Hsiao Yu-Yu, Lai Mark H C
Center on Alcoholism, Substance Abuse, and Addictions, University of New Mexico, Albuquerque, NM, United States.
School of Education, University of Cincinnati, Cincinnati, OH, United States.
Front Psychol. 2018 May 15;9:740. doi: 10.3389/fpsyg.2018.00740. eCollection 2018.
Moderation effect is a commonly used concept in the field of social and behavioral science. Several studies regarding the implication of moderation effects have been done; however, little is known about how partial measurement invariance influences the properties of tests for moderation effects when categorical moderators were used. Additionally, whether the impact is the same across single and multilevel data is still unknown. Hence, the purpose of the present study is twofold: (a) To investigate the performance of the moderation test in single-level studies when measurement invariance does not hold; (b) To examine whether unique features of multilevel data, such as intraclass correlation (ICC) and number of clusters, influence the effect of measurement non-invariance on the performance of tests for moderation. Simulation results indicated that falsely assuming measurement invariance lead to biased estimates, inflated Type I error rates, and more gain or more loss in power (depends on simulation conditions) for the test of moderation effects. Such patterns were more salient as sample size and the number of non-invariant items increase for both single- and multi-level data. With multilevel data, the cluster size seemed to have a larger impact than the number of clusters when falsely assuming measurement invariance in the moderation estimation. ICC was trivially related to the moderation estimates. Overall, when testing moderation effects with categorical moderators, employing a model that accounts for the measurement (non)invariance structure of the predictor and/or the outcome is recommended.

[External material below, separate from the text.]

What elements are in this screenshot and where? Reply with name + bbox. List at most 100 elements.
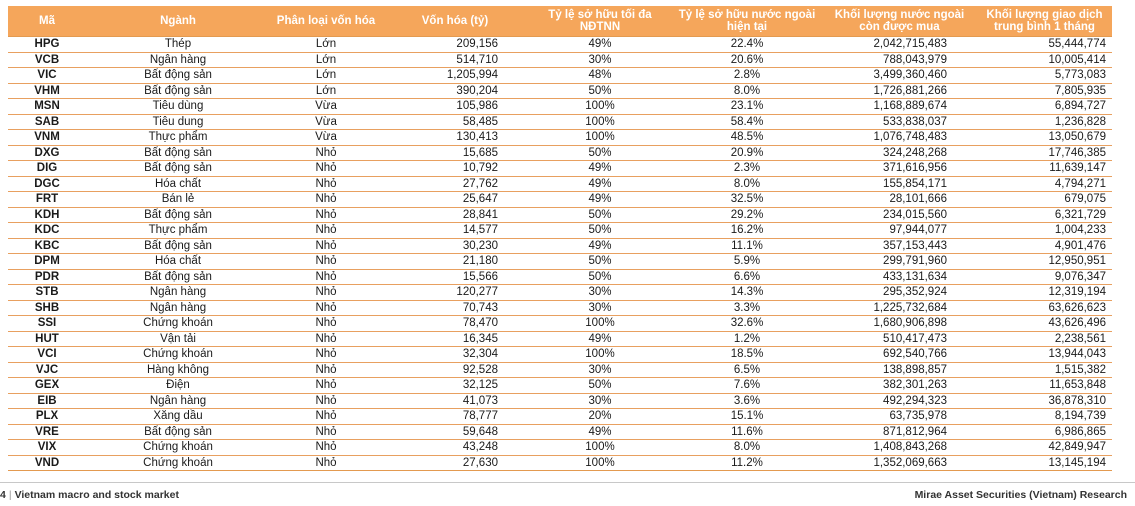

调节效应是社会和行为科学领域常用的概念。已有多项关于调节效应含义的研究;然而,当使用分类调节变量时,部分测量不变性如何影响调节效应检验的性质却鲜为人知。此外,这种影响在单层次数据和多层次数据中是否相同仍不清楚。因此,本研究的目的有两个:(a) 研究在测量不变性不成立时,单层次研究中调节检验的表现;(b) 检验多层次数据的独特特征,如组内相关系数(ICC)和聚类数量,是否会影响测量非不变性对调节检验表现的作用。模拟结果表明,错误地假定测量不变性会导致有偏估计、第一类错误率膨胀,以及调节效应检验的功效有更多增加或减少(取决于模拟条件)。对于单层次和多层次数据,随着样本量和非不变项目数量的增加,这种模式更加明显。对于多层次数据,在调节效应估计中错误地假定测量不变性时,聚类大小似乎比聚类数量的影响更大。ICC与调节效应估计的关系微不足道。总体而言,当使用分类调节变量检验调节效应时,建议采用考虑预测变量和/或结果的测量(非)不变性结构的模型。